Das Editorial zum Spielzeitheft #17 von Ludwig Haugk

Texte entstehen am Gorki aus der Not, denn für das, was wir hier erzählen wollen, hält das Repertoire des Theaterkanons nicht genug Material bereit. Das »Neue« aber lässt sich oft nur auf seltsamen Umwegen finden. Vielleicht liegt darin einer der Gründe, dass die meisten der Autor*innen am Gorki gleichzeitig Schauspieler*innen, Performer*innen, Regisseur*innen, Theaterleiter*innen, Dramaturg*innen oder sonst was sind.

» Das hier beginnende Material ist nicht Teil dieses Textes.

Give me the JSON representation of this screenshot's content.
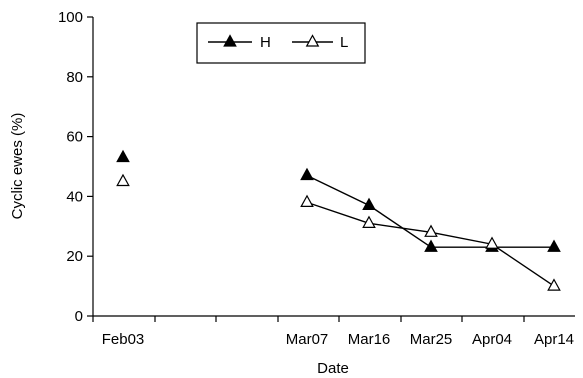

Die Künstlerin Esra Rotthoff, die mit ihren Bildern das Gorki und seine Menschen seit fünf Jahren nach vorne inszeniert hat, beschäftigt sich in diesem Heft mit Leuten, die am Gorki nach Sprache suchen. Texte verlangen Zeit, Zeit ist Organisation, Organisation arbeitet im Hintergrund. Das Gorki will ein Autor*innenhintergrund sein. Dafür, dass etwas wachsen kann (ein Baum, ein Text, ein Ereignis), braucht es eine Landschaft, einen Kontext, ein Haus. 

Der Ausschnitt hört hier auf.